Rund 17000 registrierte Schusswaffen gibt es in Kempten (2733) und im Oberallgäu (14018). Unangemeldete Kontrollen, ob die Waffen auch sicher verwahrt sind, gibt es hier wie dort dagegen bislang nicht.

«Durch die schwache personelle Besetzung ist eine verdachtsunabhängige Kontrolle derzeit nicht möglich,» sagt Andreas Kaenders, Pressesprecher am Landratsamt Oberallgäu. Kemptens Oberbürgermeister Dr. Ulrich Netzer will dagegen künftig solche Kontrollen, die Innenminister Joachim Herrmann im Landtag einforderte, auch durchführen. Nur wie soll das gehen, wenn in Kempten lediglich eine Sachbearbeiterin halbtags (im Oberallgäu sind statistisch gesehen 1,90 Arbeitskräfte zuständig) fürs Waffenrecht bereitsteht? «Kontrollen vor Ort finden in Abstimmung mit der kriminalpolizeilichen Beratungsstelle statt oder durch andere städtische Beschäftigte,» sagt Wolfgang Klaus, Stadtdirektor im Rechts-, Ordnungs- und Umweltreferat.

  • Wie ist bislang die Praxis? Nach der Verschärfung des Waffenrechts im Juli 2009 (nach dem Amoklauf eines 17-Jährigen in Winnenden mit der Pistole seines Vaters) wurden alle Waffenbesitzer (3500 im Oberallgäu, 660 in Kempten) aufgefordert, die sichere Aufbewahrung ihrer Waffen mittels Foto (und) oder Tresorrechnung nachzuweisen. Wer der Aufforderung nicht nachkam, der wurde kontrolliert. Das war beispielsweise im Oberallgäu elfmal der Fall, zwei Waffenhaltern wurde letztendlich die waffenrechtliche Erlaubnis entzogen.
  • Wer sind die Waffenbesitzer? Die größte Gruppe sind die Jäger im Oberallgäu mit rund 6000 Schusswaffen. Die Sportschützen haben rund 4000 scharfe Waffen zu Hause. Der Rest verteilt sich auf Sammler, Erben, und Sachverständige.
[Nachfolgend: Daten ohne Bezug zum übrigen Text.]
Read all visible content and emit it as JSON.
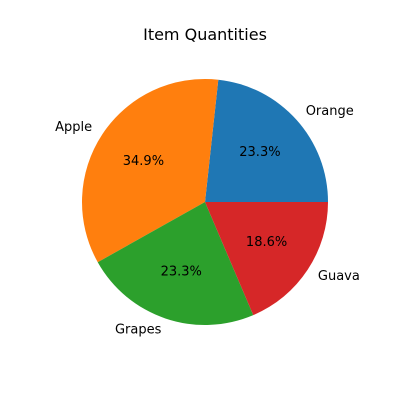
{
  "chart_data": {
    "type": "pie",
    "title": "Item Quantities",
    "categories": [
      "Orange",
      "Apple",
      "Grapes",
      "Guava"
    ],
    "values": [
      23.3,
      34.9,
      23.3,
      18.6
    ],
    "percent_labels": [
      "23.3%",
      "34.9%",
      "23.3%",
      "18.6%"
    ],
    "colors": [
      "#1f77b4",
      "#ff7f0e",
      "#2ca02c",
      "#d62728"
    ],
    "start_angle_deg": 0,
    "direction": "counterclockwise",
    "legend": "none"
  }
}
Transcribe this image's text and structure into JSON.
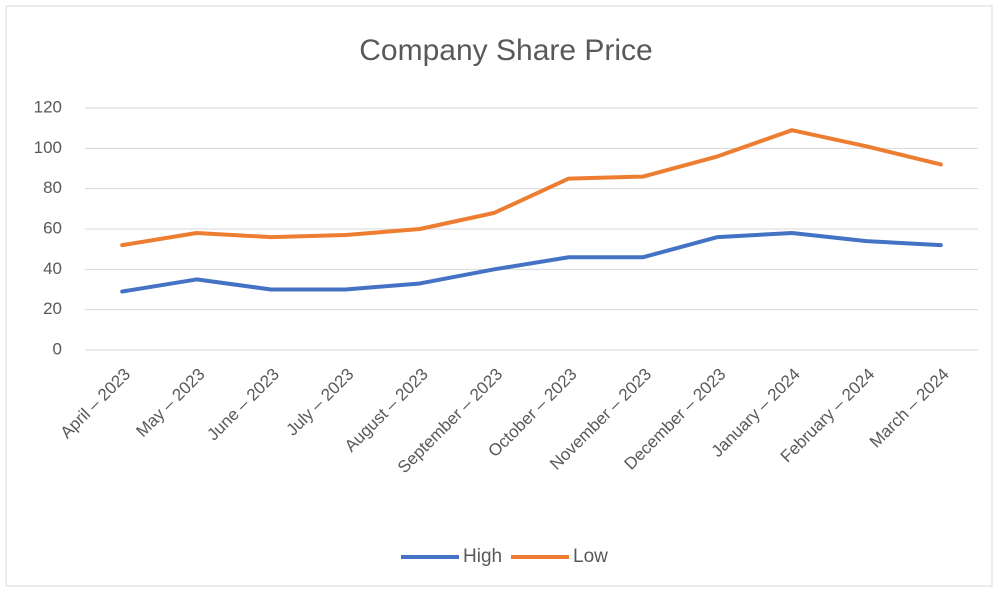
{
  "chart_data": {
    "type": "line",
    "title": "Company Share Price",
    "categories": [
      "April – 2023",
      "May – 2023",
      "June – 2023",
      "July – 2023",
      "August – 2023",
      "September – 2023",
      "October – 2023",
      "November – 2023",
      "December – 2023",
      "January – 2024",
      "February – 2024",
      "March – 2024"
    ],
    "series": [
      {
        "name": "High",
        "color": "#4472c4",
        "values": [
          29,
          35,
          30,
          30,
          33,
          40,
          46,
          46,
          56,
          58,
          54,
          52
        ]
      },
      {
        "name": "Low",
        "color": "#ed7d31",
        "values": [
          52,
          58,
          56,
          57,
          60,
          68,
          85,
          86,
          96,
          109,
          101,
          92
        ]
      }
    ],
    "ylim": [
      0,
      120
    ],
    "yticks": [
      0,
      20,
      40,
      60,
      80,
      100,
      120
    ],
    "grid": true,
    "legend": "bottom"
  }
}
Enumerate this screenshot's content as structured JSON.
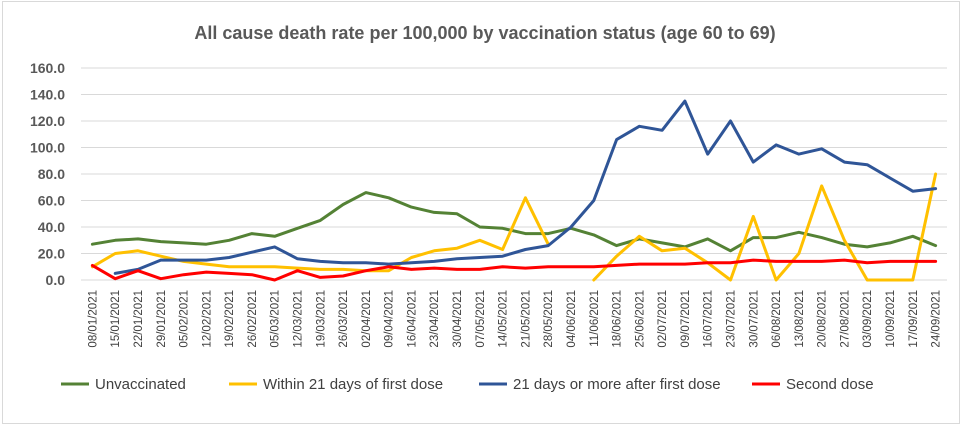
{
  "chart_data": {
    "type": "line",
    "title": "All cause death rate per 100,000 by vaccination status (age 60 to 69)",
    "ylim": [
      0,
      160
    ],
    "yticks": [
      "0.0",
      "20.0",
      "40.0",
      "60.0",
      "80.0",
      "100.0",
      "120.0",
      "140.0",
      "160.0"
    ],
    "grid": true,
    "legend_position": "bottom",
    "categories": [
      "08/01/2021",
      "15/01/2021",
      "22/01/2021",
      "29/01/2021",
      "05/02/2021",
      "12/02/2021",
      "19/02/2021",
      "26/02/2021",
      "05/03/2021",
      "12/03/2021",
      "19/03/2021",
      "26/03/2021",
      "02/04/2021",
      "09/04/2021",
      "16/04/2021",
      "23/04/2021",
      "30/04/2021",
      "07/05/2021",
      "14/05/2021",
      "21/05/2021",
      "28/05/2021",
      "04/06/2021",
      "11/06/2021",
      "18/06/2021",
      "25/06/2021",
      "02/07/2021",
      "09/07/2021",
      "16/07/2021",
      "23/07/2021",
      "30/07/2021",
      "06/08/2021",
      "13/08/2021",
      "20/08/2021",
      "27/08/2021",
      "03/09/2021",
      "10/09/2021",
      "17/09/2021",
      "24/09/2021"
    ],
    "series": [
      {
        "name": "Unvaccinated",
        "color": "#548235",
        "values": [
          27,
          30,
          31,
          29,
          28,
          27,
          30,
          35,
          33,
          39,
          45,
          57,
          66,
          62,
          55,
          51,
          50,
          40,
          39,
          35,
          35,
          39,
          34,
          26,
          31,
          28,
          25,
          31,
          22,
          32,
          32,
          36,
          32,
          27,
          25,
          28,
          33,
          26
        ]
      },
      {
        "name": "Within 21 days of first dose",
        "color": "#ffc000",
        "values": [
          10,
          20,
          22,
          18,
          14,
          12,
          10,
          10,
          10,
          9,
          8,
          8,
          7,
          7,
          17,
          22,
          24,
          30,
          23,
          62,
          27,
          null,
          0,
          18,
          33,
          22,
          24,
          13,
          0,
          48,
          0,
          20,
          71,
          30,
          0,
          0,
          0,
          80
        ]
      },
      {
        "name": "21 days or more after first dose",
        "color": "#2f5597",
        "values": [
          null,
          5,
          8,
          15,
          15,
          15,
          17,
          21,
          25,
          16,
          14,
          13,
          13,
          12,
          13,
          14,
          16,
          17,
          18,
          23,
          26,
          40,
          60,
          106,
          116,
          113,
          135,
          95,
          120,
          89,
          102,
          95,
          99,
          89,
          87,
          77,
          67,
          69
        ]
      },
      {
        "name": "Second dose",
        "color": "#ff0000",
        "values": [
          11,
          1,
          7,
          1,
          4,
          6,
          5,
          4,
          0,
          7,
          2,
          3,
          7,
          10,
          8,
          9,
          8,
          8,
          10,
          9,
          10,
          10,
          10,
          11,
          12,
          12,
          12,
          13,
          13,
          15,
          14,
          14,
          14,
          15,
          13,
          14,
          14,
          14
        ]
      }
    ]
  }
}
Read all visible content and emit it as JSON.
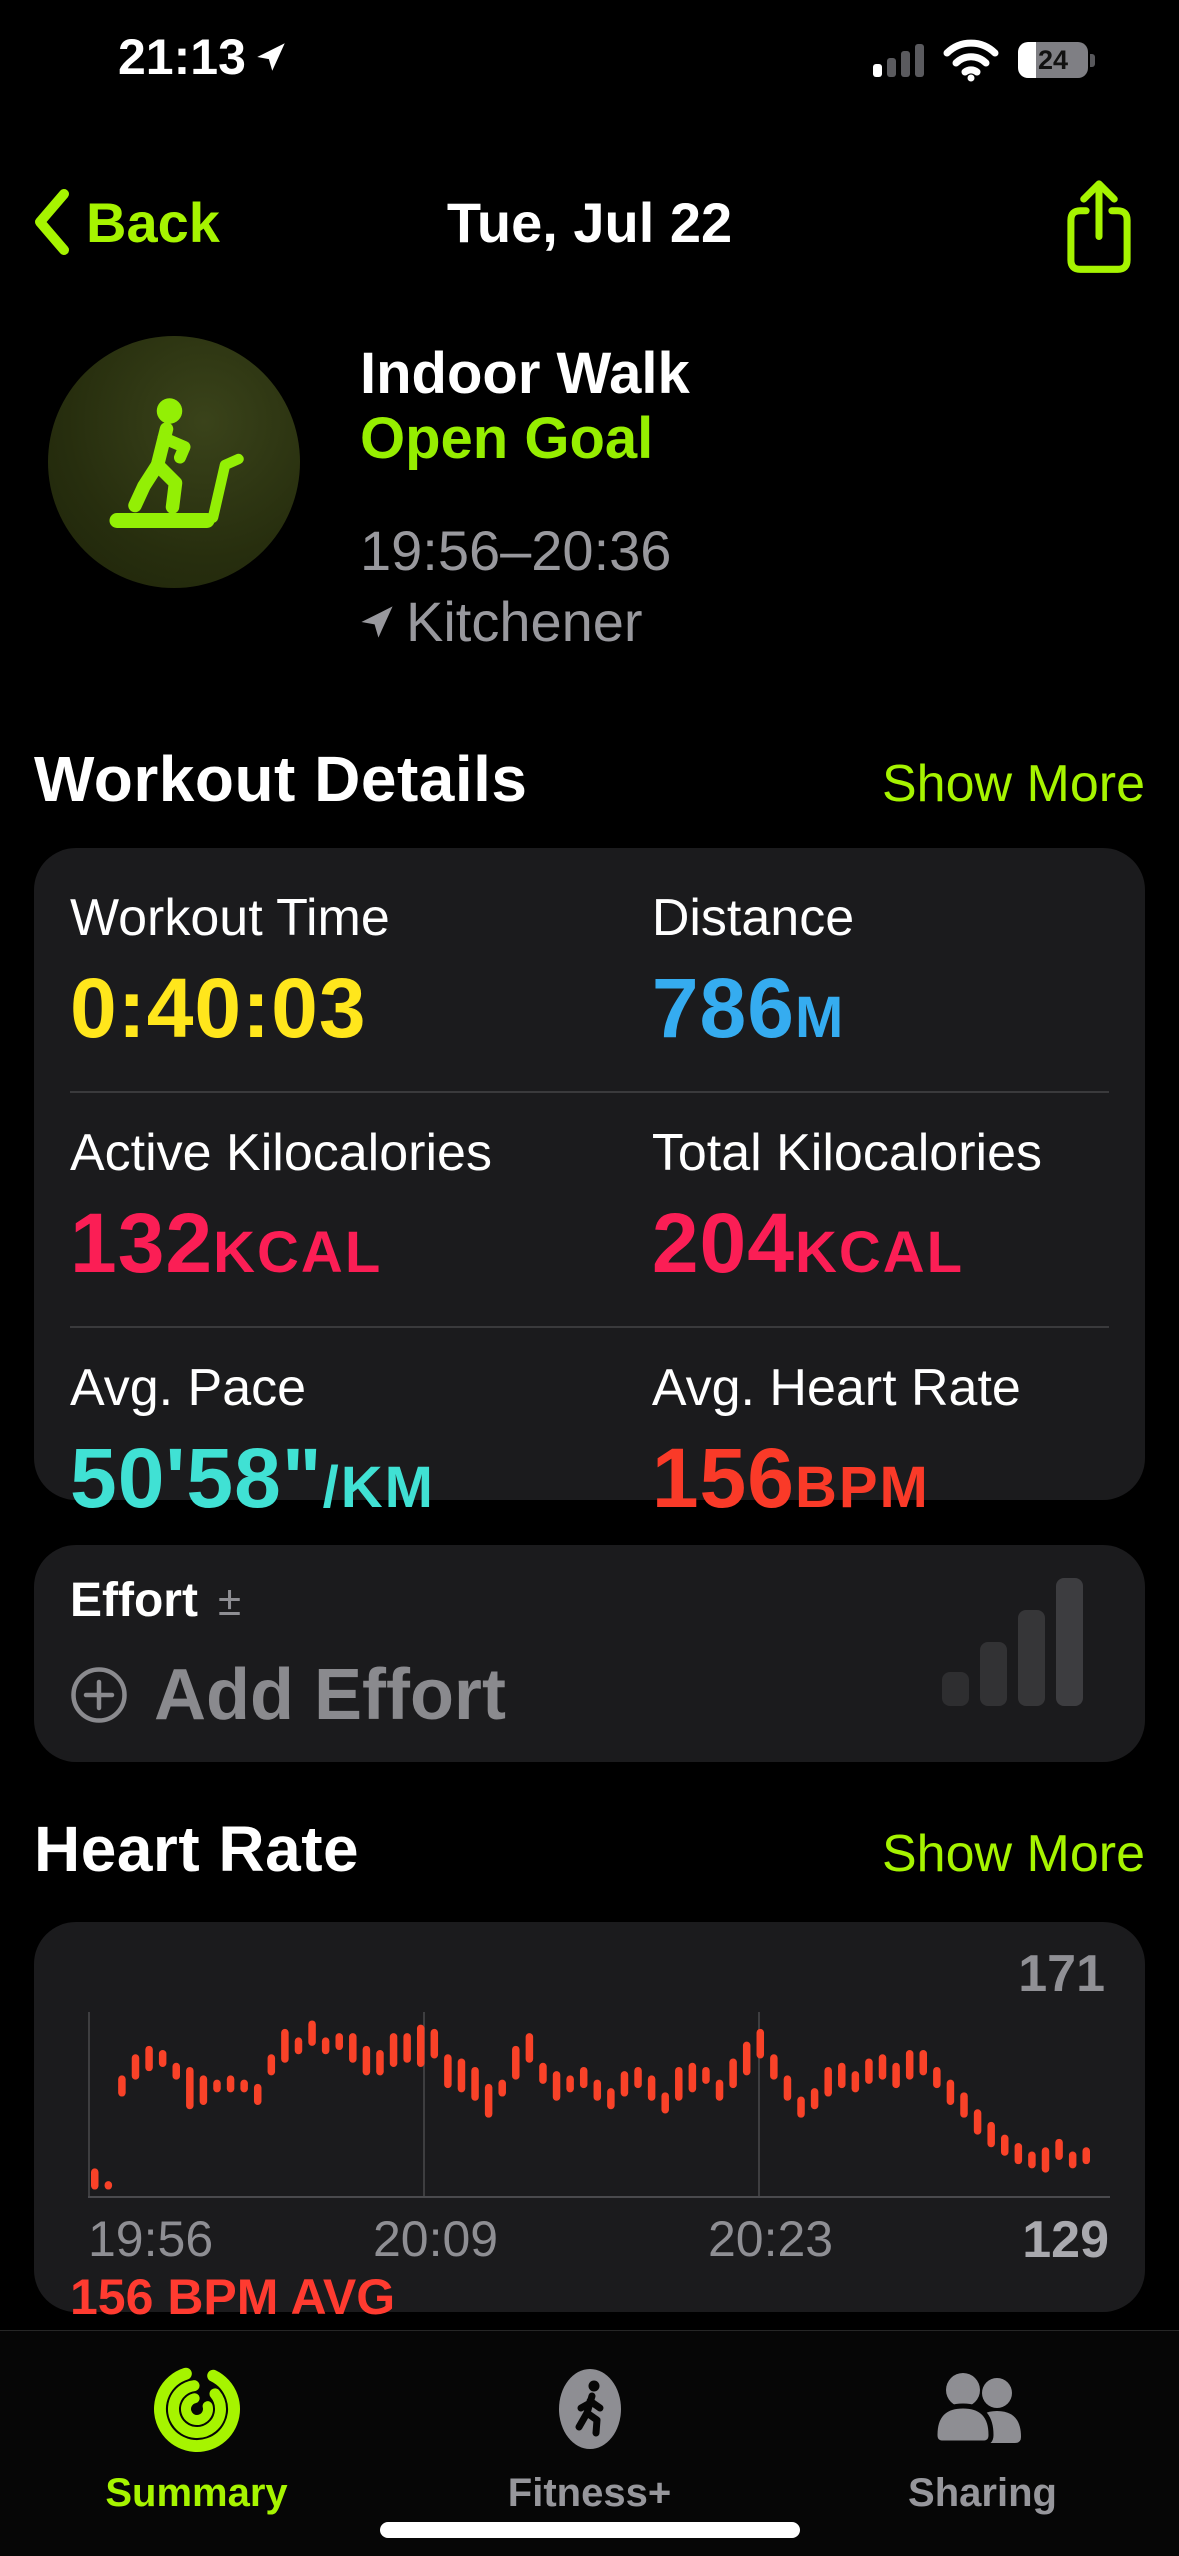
{
  "status_bar": {
    "time": "21:13",
    "battery_percent": "24"
  },
  "nav": {
    "back_label": "Back",
    "title": "Tue, Jul 22"
  },
  "workout_header": {
    "activity": "Indoor Walk",
    "goal": "Open Goal",
    "time_range": "19:56–20:36",
    "location": "Kitchener"
  },
  "sections": {
    "workout_details": {
      "title": "Workout Details",
      "show_more": "Show More"
    },
    "heart_rate": {
      "title": "Heart Rate",
      "show_more": "Show More"
    }
  },
  "metrics": [
    {
      "label": "Workout Time",
      "value": "0:40:03",
      "unit": "",
      "color": "#ffe61c"
    },
    {
      "label": "Distance",
      "value": "786",
      "unit": "M",
      "color": "#35acf0"
    },
    {
      "label": "Active Kilocalories",
      "value": "132",
      "unit": "KCAL",
      "color": "#fb1e55"
    },
    {
      "label": "Total Kilocalories",
      "value": "204",
      "unit": "KCAL",
      "color": "#fb1e55"
    },
    {
      "label": "Avg. Pace",
      "value": "50'58\"",
      "unit": "/KM",
      "color": "#40e1d4"
    },
    {
      "label": "Avg. Heart Rate",
      "value": "156",
      "unit": "BPM",
      "color": "#fa3a28"
    }
  ],
  "effort": {
    "title": "Effort",
    "plusminus": "±",
    "add_label": "Add Effort"
  },
  "chart_data": {
    "type": "bar",
    "title": "Heart Rate",
    "ylabel": "BPM",
    "y_max_label": "171",
    "y_min_label": "129",
    "ylim": [
      127,
      171
    ],
    "x_tick_labels": [
      "19:56",
      "20:09",
      "20:23"
    ],
    "x_range": [
      "19:56",
      "20:36"
    ],
    "avg_label": "156 BPM AVG",
    "avg_bpm": 156,
    "bar_color": "#f94228",
    "grid": "vertical-thirds",
    "bars": [
      [
        129,
        134
      ],
      [
        129,
        131
      ],
      [
        151,
        156
      ],
      [
        155,
        161
      ],
      [
        157,
        163
      ],
      [
        158,
        162
      ],
      [
        155,
        159
      ],
      [
        148,
        158
      ],
      [
        149,
        156
      ],
      [
        152,
        155
      ],
      [
        152,
        156
      ],
      [
        152,
        155
      ],
      [
        149,
        154
      ],
      [
        156,
        161
      ],
      [
        159,
        167
      ],
      [
        161,
        165
      ],
      [
        163,
        169
      ],
      [
        161,
        165
      ],
      [
        162,
        166
      ],
      [
        159,
        166
      ],
      [
        156,
        163
      ],
      [
        156,
        162
      ],
      [
        158,
        166
      ],
      [
        159,
        166
      ],
      [
        158,
        168
      ],
      [
        160,
        167
      ],
      [
        153,
        161
      ],
      [
        152,
        160
      ],
      [
        150,
        158
      ],
      [
        146,
        154
      ],
      [
        151,
        155
      ],
      [
        155,
        163
      ],
      [
        159,
        166
      ],
      [
        154,
        159
      ],
      [
        150,
        157
      ],
      [
        152,
        156
      ],
      [
        153,
        158
      ],
      [
        150,
        155
      ],
      [
        148,
        153
      ],
      [
        151,
        157
      ],
      [
        153,
        158
      ],
      [
        150,
        156
      ],
      [
        147,
        152
      ],
      [
        150,
        158
      ],
      [
        152,
        159
      ],
      [
        154,
        158
      ],
      [
        150,
        155
      ],
      [
        153,
        160
      ],
      [
        156,
        164
      ],
      [
        160,
        167
      ],
      [
        155,
        161
      ],
      [
        150,
        156
      ],
      [
        146,
        151
      ],
      [
        148,
        153
      ],
      [
        151,
        158
      ],
      [
        153,
        159
      ],
      [
        152,
        157
      ],
      [
        154,
        160
      ],
      [
        155,
        161
      ],
      [
        153,
        159
      ],
      [
        155,
        162
      ],
      [
        156,
        162
      ],
      [
        153,
        158
      ],
      [
        149,
        155
      ],
      [
        146,
        152
      ],
      [
        142,
        148
      ],
      [
        139,
        145
      ],
      [
        137,
        142
      ],
      [
        135,
        140
      ],
      [
        134,
        138
      ],
      [
        133,
        139
      ],
      [
        136,
        141
      ],
      [
        134,
        138
      ],
      [
        135,
        139
      ]
    ]
  },
  "tab_bar": {
    "tabs": [
      {
        "label": "Summary",
        "active": true
      },
      {
        "label": "Fitness+",
        "active": false
      },
      {
        "label": "Sharing",
        "active": false
      }
    ]
  },
  "colors": {
    "accent_green": "#a6f400",
    "open_goal_green": "#96ee00",
    "card_bg": "#1b1b1d",
    "secondary_text": "#98989d",
    "chart_red": "#f94228",
    "avg_red": "#ff3b30"
  }
}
  • Was sagt ein Jäger zu unangemeldeten Kontrollen? Manfred Werne, Vorsitzender des Kreisjagdverbands Kempten: «Derjenige, der nichts zu verbergen hat, kann seine Waffen und deren Unterbringung auch den Mitarbeitern vom Amt zeigen. Ich stehe dazu.»
  • Wie sind Erben mit der Verschärfung zurechtgekommen? In manchen Familien gab es wochenlange Suchaktionen nach der vererbten Flinte oder alten Pistole vom Großvater, weil keiner mehr wusste, wo sie hingekommen ist. «Manch einer hat dem Amt auch mitgeteilt, dass er die geerbte Waffe schon vor Jahren entsorgt hat. Das hat er uns dann schriftlich bestätigt,» heißt es beispielsweise aus dem Ordnungsamt der Stadt Kempten.
  • Wie viele haben aufgrund der Gesetzesverschärfung Gewehr oder Pistole abgegeben? Von Juli 2009 bis heute waren es laut Kaenders im Oberallgäu 721 Waffen. Sie wurden (wie überall in Bayern) über das Landeskriminalamt München entsorgt.